In describing the Alliance Hospital transaction, Aldag added, "This investment demonstrates the value of our management team's unique expertise in healthcare operations and hospital management in creating opportunities that are only available to us. We started working with the Alliance doctors almost 18 months ago to develop a real estate strategy that takes advantage of their unique position in their market, their physician specialties, and the hospital's long-term growth plans and capital requirements."
Terms and conditions of the loan are similar to those of other MPT sale/leaseback transactions. Specifically, the loan is payable interest only for a term of 15 years, with principal due at the end of the term. The loan interest rate will increase annually by an amount that is expected to provide an average annual yield of approximately 13%. The loan may be prepaid after year seven and before year eleven only upon payment of a yield maintenance premium and may be prepaid thereafter. Under certain circumstances related to a sale of the tenant, prepayment with yield maintenance may be made prior to year seven.
ABOUT MEDICAL PROPERTIES TRUST, INC.
Medical Properties Trust, Inc. is a Birmingham, Alabama based self-advised real estate investment trust formed to capitalize on the changing trends in healthcare delivery by acquiring and developing net-leased healthcare facilities. These facilities include inpatient rehabilitation hospitals, long-term acute care hospitals, regional and community hospitals, women's and children's hospitals, skilled nursing facilities, ambulatory surgery centers, and other single-discipline healthcare facilities, such as heart hospitals, orthopedic hospitals and cancer centers.
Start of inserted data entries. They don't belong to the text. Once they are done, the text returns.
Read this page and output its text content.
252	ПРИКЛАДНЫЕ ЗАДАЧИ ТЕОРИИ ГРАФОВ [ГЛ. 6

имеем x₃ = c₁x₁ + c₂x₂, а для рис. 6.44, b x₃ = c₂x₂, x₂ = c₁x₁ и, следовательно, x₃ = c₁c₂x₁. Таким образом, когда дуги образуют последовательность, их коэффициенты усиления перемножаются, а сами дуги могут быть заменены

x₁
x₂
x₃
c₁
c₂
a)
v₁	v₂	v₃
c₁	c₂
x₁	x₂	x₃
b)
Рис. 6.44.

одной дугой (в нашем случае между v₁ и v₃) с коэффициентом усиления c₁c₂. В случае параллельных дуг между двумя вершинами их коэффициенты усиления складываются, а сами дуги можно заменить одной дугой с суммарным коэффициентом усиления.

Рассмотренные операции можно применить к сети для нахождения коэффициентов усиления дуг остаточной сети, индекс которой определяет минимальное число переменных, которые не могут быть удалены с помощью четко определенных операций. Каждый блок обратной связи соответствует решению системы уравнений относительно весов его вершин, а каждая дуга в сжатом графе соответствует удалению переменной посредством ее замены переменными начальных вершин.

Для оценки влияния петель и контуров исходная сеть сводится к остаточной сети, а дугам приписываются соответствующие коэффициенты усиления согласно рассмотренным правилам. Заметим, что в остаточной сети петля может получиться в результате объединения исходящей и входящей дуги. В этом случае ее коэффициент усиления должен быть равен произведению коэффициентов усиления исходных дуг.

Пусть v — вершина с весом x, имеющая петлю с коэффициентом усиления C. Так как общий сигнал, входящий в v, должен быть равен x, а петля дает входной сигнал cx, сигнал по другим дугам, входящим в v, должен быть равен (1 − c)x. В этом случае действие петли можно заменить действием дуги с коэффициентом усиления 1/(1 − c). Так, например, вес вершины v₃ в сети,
The statements in this press release that are forward looking are based on current expectations and actual results or future events may differ materially. Words such as "expects," "believes," "anticipates," "intends," "will," "should" and variations of such words and similar expressions are intended to identify such forward-looking statements, which include statements concerning loan terms and interest rates, prepayment options and yield maintenance premiums, and anticipated future acquisitions and investments. Such forward-looking statements involve known and unknown risks, uncertainties and other factors that may cause the actual results of the Company or future events to differ materially from those expressed in or underlying such forward-looking statements, including without limitation: national and local economic, business, real estate and other market conditions; the competitive environment in which the Company operates; the execution of the Company's business plan; acquisition and development risks; potential environmental and other liabilities; and other factors affecting the real estate industry generally or the healthcare real estate industry in particular. For further discussion of the factors that could affect outcomes, please refer to the "Risk Factors" section of the Company's final prospectus for its initial public offering. Except as otherwise required by the federal securities laws, the Company undertakes no obligation to update the information in this press release.